In 1981, Jinger Heath and her husband, Richard, bought a defunct cosmetics company, BeautiControl, from then-owner Tri-Chem. The Heaths’ tenacity, which included a willingness to mop floors and fill jars, along with Jinger Heath’s ability to demonstrate the products and attract women to the business brought the company back to prosperity. She continued to bring new ideas into the company to complement the skincare and cosmetics line such as professional color analysis, total image analysis and product innovations. The Heaths took the company public in 1986 and continued to manage daily operations. Tupperware acquired the company in 2000.
Joan Horner (1925-2010)
Joan Horner and her husband, Andy, spent 17 years working alongside their friend Mary Crowley encouraging the salesforce at Home Interiors & Gifts and working with regional groups. Though near retirement age themselves in 1985, the Horners decided to start their own direct selling company for four very specific reasons: to support women who wanted to stay home to raise children, to provide encouragement and extra income for single moms, to provide a way for those in full-time ministry to meet their financial needs, and to give financial support to the many various ministries they believed in. They had seen the power of equipping women to own and run their own businesses and decided that jewelry, as a high-selling gift item, would be their product choice. Premier Designs has fulfilled the Horner’s mission for over 26 years and is still run by the family.

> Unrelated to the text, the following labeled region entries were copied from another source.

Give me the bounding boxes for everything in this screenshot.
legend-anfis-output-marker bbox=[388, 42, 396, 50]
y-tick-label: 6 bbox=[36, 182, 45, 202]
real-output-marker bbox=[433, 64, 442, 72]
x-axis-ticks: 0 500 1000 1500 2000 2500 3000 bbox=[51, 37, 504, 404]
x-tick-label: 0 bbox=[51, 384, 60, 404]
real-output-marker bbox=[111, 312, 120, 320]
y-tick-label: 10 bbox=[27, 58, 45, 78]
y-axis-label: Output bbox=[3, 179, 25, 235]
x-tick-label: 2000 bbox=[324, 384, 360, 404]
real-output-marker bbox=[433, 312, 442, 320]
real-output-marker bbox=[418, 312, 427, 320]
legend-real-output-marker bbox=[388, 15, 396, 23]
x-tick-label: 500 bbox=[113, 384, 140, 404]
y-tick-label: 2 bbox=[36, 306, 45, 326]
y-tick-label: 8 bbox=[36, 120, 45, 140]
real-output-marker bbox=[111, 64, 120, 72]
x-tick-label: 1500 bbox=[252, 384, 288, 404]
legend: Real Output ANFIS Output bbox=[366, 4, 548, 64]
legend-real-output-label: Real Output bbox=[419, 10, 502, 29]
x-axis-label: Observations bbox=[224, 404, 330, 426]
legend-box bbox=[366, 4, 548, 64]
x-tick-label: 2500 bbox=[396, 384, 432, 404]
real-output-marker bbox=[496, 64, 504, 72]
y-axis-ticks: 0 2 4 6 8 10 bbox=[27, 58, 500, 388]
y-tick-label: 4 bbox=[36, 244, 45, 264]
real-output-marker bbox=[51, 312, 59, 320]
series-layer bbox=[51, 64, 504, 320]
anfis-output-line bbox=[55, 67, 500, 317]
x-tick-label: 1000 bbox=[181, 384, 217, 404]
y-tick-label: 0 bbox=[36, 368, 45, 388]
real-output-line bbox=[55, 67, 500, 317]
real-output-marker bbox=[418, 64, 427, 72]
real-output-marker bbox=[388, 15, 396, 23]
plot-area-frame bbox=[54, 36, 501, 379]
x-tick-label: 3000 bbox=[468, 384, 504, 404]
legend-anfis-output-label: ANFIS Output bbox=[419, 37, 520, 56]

Cheryl Lightle and Rhonda Anderson
In 1987 Rhonda Anderson was a stay-at-home mom who made creative albums for her family out of the photos most people store in boxes under their beds. She gave a talk in her community on the processes she used and took 40 orders for the brand of album she used. When she discovered the company was no longer going to produce the albums, she called after hours again and again until then Marketing Vice President Cheryl Lightle finally picked up the phone. Intrigued that someone would want such a large order, Lightle started discussing a number of possibilities with Anderson, and they developed the vision for a new business. This phone call started what became the largest scrapbook company in the world, Creative Memories.
Brownie Wise (1913-1992)
Another dynamic woman whose first experience in direct selling was at Stanley Home Products, Brownie Wise was responsible for steering Tupperware into the home-party arena by convincing the company founder, Earl Tupper, that it was the best place for understanding the functions of the containers’ plastic seal. She was appointed Vice President of Tupperware Home Parties in 1951 and led the salesforce with her remarkable marketing intuition, especially concerning women and social selling in the home. Wise also pioneered the extravagant rewards and recognition system now common among direct selling companies, giving top sellers at Tupperware such items as speedboats and exotic trips. Her intuition about what marketing styles and recognition systems appealed to women led her to become the first woman featured on the cover of Business Week magazine in 1954.